Enterprise technology leaders are facing an uncomfortable truth about their AI investments: the very workers they equip with AI tools are spending hours each week monitoring and correcting those tools, a phenomenon the workplace AI company Glean calls 'botsitting'. According to Glean's report, based on a survey of UK digital workers, the average worker saves around 12 hours per week through automation, but roughly half of that – 6.3 hours – is consumed by supervising AI outputs.
The Hidden Tax on AI Productivity
The report found that nine in 10 UK digital workers now use AI at work, putting British workers ahead of their US counterparts (84%). Yet only 42% describe their workplace as AI-first, suggesting significant friction remains. On a personal level, four in five (78%) admit AI makes them more productive, but only one in five (18%) believe this has any significant effect on overall organisational performance.
Glean's data indicates that employees typically spend more time botsitting (38%) than actively prompting AI (36%). "The hidden labour is becoming a quality-control problem," Glean declared. More than a third of AI sessions fail altogether, and 77% of UK workers have had to correct or re-do AI-generated work in the past month; 26% did so in the past week.
Rethinking AI ROI Metrics
Dr Rebecca Hinds, Head of the Work AI Institute, warned that companies are treating AI adoption as a vanity metric. "Too many companies are treating AI adoption like a vanity metric: more seats, more prompts, more usage," she said, implying that reported productivity gains are largely overstated.
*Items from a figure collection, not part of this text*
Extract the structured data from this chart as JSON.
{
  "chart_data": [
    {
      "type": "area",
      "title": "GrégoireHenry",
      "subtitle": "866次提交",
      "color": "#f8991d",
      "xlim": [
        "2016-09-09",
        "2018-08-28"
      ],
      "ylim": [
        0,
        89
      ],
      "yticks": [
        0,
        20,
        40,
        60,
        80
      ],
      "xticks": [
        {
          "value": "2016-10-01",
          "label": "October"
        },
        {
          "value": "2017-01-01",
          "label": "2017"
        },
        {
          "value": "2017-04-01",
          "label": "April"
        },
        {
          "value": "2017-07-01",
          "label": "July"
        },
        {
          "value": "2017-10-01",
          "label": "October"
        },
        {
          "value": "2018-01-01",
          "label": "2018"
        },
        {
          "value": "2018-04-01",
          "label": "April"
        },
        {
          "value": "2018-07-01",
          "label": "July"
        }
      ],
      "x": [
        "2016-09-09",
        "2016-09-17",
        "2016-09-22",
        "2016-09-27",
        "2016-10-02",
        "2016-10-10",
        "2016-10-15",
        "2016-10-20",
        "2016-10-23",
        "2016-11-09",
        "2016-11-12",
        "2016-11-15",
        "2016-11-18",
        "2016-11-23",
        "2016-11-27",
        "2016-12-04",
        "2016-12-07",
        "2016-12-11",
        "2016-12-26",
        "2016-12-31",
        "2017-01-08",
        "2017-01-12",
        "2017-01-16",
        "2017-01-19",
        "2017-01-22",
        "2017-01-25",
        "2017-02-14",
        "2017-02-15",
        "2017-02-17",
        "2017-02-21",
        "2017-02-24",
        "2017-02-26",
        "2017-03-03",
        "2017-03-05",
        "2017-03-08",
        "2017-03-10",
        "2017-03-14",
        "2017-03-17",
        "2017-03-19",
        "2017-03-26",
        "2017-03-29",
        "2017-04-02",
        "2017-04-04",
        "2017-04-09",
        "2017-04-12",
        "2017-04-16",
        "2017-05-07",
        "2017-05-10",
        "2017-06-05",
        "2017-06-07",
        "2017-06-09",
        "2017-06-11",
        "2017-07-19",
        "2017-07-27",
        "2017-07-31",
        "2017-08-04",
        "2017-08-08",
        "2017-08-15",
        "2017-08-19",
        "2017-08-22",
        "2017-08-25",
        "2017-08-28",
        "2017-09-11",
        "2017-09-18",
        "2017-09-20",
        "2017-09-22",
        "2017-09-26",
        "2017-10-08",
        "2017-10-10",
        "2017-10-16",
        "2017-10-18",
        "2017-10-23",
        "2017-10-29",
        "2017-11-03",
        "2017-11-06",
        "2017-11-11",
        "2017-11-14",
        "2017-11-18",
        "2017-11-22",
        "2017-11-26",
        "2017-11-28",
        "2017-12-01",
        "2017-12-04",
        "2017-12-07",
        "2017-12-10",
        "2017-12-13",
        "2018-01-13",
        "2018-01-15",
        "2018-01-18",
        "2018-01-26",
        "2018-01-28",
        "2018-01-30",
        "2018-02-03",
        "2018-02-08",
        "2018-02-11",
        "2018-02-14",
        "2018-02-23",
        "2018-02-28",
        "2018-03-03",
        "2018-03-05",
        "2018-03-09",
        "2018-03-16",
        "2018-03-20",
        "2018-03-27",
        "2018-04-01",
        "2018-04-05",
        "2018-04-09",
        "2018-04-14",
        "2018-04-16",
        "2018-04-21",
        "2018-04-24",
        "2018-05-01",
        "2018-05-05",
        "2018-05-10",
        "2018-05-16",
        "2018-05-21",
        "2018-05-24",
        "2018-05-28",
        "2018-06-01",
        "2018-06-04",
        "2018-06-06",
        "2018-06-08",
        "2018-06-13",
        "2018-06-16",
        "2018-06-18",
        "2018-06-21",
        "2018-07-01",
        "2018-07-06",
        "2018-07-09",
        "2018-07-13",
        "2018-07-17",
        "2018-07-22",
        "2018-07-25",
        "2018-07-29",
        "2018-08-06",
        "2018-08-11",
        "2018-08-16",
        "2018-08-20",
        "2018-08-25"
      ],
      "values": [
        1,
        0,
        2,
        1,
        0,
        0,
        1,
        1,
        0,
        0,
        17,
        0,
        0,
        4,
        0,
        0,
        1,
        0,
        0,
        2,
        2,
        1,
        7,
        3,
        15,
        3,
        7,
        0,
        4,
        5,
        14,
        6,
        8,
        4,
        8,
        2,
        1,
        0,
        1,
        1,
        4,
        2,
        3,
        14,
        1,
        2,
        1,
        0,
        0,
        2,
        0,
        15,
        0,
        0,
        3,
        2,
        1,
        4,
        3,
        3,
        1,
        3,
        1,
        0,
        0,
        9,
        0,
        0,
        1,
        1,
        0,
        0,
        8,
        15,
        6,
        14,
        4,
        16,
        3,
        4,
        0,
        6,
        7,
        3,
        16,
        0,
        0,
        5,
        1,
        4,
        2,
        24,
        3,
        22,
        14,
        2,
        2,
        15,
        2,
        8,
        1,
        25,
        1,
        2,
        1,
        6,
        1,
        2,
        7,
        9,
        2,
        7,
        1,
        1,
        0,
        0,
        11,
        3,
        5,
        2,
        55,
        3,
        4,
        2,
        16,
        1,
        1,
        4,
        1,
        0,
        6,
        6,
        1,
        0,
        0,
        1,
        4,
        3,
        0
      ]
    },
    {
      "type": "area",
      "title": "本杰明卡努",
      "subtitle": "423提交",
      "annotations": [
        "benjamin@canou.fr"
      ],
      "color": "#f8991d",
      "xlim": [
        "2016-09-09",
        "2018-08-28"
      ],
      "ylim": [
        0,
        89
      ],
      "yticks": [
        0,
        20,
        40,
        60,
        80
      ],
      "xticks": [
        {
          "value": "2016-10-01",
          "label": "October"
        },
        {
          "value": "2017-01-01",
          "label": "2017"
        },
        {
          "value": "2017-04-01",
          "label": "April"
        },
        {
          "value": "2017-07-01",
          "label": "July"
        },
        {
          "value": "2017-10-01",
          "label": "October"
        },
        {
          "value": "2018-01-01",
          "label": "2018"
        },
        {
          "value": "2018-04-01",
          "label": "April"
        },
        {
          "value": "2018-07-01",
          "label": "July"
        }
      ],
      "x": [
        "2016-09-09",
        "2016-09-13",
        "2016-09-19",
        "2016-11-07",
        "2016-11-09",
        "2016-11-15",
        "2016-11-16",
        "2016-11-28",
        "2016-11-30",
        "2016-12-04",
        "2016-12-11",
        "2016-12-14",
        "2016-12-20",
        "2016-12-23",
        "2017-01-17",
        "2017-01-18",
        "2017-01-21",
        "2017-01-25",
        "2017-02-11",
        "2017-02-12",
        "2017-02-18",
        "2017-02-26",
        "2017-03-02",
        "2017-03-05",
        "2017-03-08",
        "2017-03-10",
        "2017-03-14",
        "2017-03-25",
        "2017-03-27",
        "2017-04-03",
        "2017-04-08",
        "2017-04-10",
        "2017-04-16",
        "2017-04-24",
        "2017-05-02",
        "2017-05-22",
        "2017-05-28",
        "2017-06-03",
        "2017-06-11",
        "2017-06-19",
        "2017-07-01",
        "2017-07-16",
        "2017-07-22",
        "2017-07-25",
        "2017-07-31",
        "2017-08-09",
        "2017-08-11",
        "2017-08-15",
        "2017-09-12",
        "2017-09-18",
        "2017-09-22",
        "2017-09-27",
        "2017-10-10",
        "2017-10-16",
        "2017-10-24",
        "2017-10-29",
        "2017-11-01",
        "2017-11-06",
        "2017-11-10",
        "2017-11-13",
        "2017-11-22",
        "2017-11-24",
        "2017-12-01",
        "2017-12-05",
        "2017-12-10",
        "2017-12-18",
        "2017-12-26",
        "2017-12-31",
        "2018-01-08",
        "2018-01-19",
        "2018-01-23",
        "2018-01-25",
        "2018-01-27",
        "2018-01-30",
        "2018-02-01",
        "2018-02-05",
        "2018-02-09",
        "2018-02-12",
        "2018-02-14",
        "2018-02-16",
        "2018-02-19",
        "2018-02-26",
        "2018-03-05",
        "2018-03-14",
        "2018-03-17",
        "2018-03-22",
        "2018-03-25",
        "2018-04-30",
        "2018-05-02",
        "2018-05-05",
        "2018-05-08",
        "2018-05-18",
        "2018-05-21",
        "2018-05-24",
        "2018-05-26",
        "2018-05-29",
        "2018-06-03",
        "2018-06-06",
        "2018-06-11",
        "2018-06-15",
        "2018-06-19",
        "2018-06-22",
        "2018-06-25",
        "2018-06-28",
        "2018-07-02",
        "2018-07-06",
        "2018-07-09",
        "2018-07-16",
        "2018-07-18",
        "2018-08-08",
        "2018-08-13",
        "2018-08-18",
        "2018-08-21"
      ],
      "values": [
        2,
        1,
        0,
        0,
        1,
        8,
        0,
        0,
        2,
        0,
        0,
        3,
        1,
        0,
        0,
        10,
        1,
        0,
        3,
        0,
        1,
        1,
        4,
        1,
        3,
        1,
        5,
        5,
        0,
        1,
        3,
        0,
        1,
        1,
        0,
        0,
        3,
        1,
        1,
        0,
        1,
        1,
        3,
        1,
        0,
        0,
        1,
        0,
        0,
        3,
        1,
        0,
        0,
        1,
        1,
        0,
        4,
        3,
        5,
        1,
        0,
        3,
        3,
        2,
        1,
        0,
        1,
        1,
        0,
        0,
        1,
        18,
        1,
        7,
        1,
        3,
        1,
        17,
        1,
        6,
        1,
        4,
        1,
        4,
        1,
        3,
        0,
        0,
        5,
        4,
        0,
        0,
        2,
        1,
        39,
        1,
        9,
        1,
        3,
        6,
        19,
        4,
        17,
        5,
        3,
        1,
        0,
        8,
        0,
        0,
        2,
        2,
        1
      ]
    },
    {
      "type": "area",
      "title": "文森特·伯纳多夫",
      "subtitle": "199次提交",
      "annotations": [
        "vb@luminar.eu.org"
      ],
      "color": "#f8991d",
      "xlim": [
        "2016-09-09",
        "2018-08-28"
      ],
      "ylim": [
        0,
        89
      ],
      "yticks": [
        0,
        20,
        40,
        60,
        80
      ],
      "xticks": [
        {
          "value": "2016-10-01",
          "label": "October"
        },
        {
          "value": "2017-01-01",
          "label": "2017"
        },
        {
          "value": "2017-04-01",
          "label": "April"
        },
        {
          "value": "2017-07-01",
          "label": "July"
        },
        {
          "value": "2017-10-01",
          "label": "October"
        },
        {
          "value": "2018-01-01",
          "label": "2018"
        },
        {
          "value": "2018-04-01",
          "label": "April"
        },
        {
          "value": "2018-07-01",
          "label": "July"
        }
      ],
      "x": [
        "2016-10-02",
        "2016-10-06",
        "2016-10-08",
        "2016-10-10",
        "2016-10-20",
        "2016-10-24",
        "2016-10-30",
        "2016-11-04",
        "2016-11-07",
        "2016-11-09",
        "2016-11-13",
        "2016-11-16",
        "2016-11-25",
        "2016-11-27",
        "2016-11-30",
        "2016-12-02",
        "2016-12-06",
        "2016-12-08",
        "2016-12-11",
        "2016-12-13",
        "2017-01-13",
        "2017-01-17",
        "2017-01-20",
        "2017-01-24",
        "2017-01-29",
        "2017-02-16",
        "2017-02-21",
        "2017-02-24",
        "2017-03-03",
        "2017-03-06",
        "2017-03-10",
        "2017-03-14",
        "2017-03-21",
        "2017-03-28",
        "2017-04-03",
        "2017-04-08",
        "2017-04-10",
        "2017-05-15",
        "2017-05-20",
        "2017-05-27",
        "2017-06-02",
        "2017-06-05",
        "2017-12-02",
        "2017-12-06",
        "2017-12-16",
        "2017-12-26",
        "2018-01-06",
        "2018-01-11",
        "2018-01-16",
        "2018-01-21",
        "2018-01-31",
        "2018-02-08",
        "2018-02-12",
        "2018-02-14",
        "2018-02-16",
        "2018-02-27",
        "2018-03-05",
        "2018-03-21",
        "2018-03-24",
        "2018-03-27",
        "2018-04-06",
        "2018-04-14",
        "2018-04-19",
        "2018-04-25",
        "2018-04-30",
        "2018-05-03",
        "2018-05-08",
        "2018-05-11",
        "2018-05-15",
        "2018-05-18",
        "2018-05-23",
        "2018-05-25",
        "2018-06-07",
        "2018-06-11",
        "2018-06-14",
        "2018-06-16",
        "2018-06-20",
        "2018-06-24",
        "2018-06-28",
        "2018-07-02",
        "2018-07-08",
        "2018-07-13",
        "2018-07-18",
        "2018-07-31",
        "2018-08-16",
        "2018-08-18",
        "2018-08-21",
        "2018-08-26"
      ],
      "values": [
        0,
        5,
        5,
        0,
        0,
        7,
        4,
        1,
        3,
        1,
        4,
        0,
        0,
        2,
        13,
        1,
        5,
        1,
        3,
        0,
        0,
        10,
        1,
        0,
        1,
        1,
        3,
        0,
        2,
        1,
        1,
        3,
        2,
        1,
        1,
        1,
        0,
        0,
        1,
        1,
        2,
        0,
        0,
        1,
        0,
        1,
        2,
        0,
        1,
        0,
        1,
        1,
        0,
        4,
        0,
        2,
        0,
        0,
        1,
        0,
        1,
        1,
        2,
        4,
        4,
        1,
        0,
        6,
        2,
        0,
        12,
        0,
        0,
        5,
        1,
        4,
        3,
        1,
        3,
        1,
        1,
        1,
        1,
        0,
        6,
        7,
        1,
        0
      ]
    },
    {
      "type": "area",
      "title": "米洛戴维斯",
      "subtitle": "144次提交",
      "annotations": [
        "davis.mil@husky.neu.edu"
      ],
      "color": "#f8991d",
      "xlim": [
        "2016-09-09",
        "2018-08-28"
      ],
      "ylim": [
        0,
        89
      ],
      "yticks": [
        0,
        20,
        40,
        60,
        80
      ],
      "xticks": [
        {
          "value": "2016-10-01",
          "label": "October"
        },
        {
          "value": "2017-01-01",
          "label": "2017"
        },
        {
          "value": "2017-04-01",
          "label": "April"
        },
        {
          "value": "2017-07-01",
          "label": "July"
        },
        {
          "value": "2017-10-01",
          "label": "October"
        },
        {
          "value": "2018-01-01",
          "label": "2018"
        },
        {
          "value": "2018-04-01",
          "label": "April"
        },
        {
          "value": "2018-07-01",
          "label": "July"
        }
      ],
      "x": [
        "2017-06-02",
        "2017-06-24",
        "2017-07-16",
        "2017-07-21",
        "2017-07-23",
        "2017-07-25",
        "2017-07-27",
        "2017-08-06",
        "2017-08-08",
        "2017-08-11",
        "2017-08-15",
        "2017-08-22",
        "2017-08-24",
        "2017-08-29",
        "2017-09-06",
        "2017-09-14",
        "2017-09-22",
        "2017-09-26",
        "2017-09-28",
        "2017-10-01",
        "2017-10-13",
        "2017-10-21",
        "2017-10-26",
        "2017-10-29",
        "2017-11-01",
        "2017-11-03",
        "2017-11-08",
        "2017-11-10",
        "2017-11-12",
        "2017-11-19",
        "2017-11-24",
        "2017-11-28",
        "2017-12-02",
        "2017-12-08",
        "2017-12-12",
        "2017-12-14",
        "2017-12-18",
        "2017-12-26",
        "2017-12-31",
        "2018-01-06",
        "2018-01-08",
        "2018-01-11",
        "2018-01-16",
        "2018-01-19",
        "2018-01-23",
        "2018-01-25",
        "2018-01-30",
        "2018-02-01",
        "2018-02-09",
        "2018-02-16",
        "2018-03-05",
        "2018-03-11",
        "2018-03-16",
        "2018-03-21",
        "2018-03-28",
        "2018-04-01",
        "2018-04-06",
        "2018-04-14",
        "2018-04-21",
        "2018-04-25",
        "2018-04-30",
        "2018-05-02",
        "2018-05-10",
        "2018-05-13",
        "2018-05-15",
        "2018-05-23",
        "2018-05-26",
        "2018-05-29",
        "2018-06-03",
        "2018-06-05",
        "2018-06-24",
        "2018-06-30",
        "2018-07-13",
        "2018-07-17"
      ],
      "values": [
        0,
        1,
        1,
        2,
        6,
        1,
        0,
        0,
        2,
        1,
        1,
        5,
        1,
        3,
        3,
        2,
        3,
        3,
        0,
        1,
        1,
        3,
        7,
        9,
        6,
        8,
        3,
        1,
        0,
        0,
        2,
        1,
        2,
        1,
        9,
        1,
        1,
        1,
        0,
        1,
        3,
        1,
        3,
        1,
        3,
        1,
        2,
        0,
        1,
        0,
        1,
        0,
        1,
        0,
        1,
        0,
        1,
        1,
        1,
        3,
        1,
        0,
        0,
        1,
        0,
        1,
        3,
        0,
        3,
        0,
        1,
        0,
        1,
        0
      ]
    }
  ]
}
For CTOs and technology procurement leaders, the implication is clear: traditional metrics – total time saved, number of prompts, number of seats – do not capture the hidden cost of oversight. The report argues that companies must reframe AI's actual impacts by measuring error correction, prompt refinement, and output validation to understand where AI truly delivers results.
What This Means for Enterprise Buyers
While the Glean research focuses on general office work, the 'botsitting' problem is acutely relevant for supply chain and logistics technology managers. In areas like trade documentation digitalisation or customs technology, where accuracy is critical, the cost of AI failures could be even higher. If a third of AI sessions fail in routine office tasks, the failure rate in complex compliance or regulatory contexts may be steeper, demanding even more human oversight.
| Metric | Value |
|---|---|
| Workers using AI at work (UK) | 90% |
| Workers using AI at work (US) | 84% |
| Workers describing workplace as AI-first | 42% |
| Workers who say AI makes them more productive | 78% |
| Workers who believe AI significantly improves organisational performance | 18% |
| Weekly hours saved through automation | 12 |
| Weekly hours spent botsitting | 6.3 |
| Time spent botsitting vs prompting | 38% vs 36% |
| AI sessions that fail | >33% |
| Workers correcting AI work in past month | 77% |
| Workers correcting AI work in past week | 26% |
The Path Forward
Glean calls this growing overhead the "cleanup bill". The report suggests that companies need better visibility into the full lifecycle of AI-assisted work – from prompt to output validation – to prevent productivity leakage. For enterprise software buyers evaluating AI platforms, this means demanding transparency in error rates, validation workflows, and mechanisms to reduce the burden on human supervisors.
The research serves as a counterpoint to the narrative that AI eliminates work. Instead, it shifts the nature of work toward supervision. As Dr Hinds noted, productivity gains are overstated if they don't account for the time spent policing the machine. The challenge for IT teams under pressure to deliver ROI is to build metrics that capture both the time saved and the time spent supervising – and to drive tools that reduce the latter.